Table of contents
Preamble
Always on Failover Cluster Instances or FCI for short is the SQL Server feature for High Availability (HA) within the same datacenter. Why within the same datacenter ? Mostly because the feature is based on shared storage.
Always On is an umbrella term for the availability features in SQL Server and covers both availability groups and FCIs. Always On is not the name of the availability group feature.
The storage becomes a Single Point Of Failure (SPOF) and, of course, with modern disk array storage you could replicate to another datacenter (not too far away) but by experience we have seen that it is not always working very well. FCI is more for HA in same datacenter where for multi datacenters HA you would go for Always On Availability Groups. Both feature can also be clubbed…

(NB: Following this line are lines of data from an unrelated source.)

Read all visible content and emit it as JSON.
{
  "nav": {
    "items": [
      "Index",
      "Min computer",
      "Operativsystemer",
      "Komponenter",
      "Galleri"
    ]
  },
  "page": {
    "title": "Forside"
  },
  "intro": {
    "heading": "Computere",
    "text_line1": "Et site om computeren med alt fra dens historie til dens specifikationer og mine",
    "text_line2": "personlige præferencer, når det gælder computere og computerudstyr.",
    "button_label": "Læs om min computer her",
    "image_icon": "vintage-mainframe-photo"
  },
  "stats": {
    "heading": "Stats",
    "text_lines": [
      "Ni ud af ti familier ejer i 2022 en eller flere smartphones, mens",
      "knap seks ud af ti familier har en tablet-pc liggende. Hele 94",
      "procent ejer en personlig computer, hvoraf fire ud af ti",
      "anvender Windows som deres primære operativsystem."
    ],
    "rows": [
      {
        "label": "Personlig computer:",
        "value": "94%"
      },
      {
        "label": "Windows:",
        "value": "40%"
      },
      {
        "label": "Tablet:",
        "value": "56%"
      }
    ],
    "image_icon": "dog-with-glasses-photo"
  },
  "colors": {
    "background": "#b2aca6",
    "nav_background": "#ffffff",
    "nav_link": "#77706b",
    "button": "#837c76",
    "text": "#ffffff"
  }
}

The FCI high level principle is really something well known with a cluster manager that is starting the database engine on a surviving node as well as managing a floating virtual IP address for applicative connection. In the case of SQL Server on Linux the cluster software is Pacemaker (Windows Server Failover Cluster for Windows) and the shared storage is anything in iSCSI, NFS, SMB, SAN…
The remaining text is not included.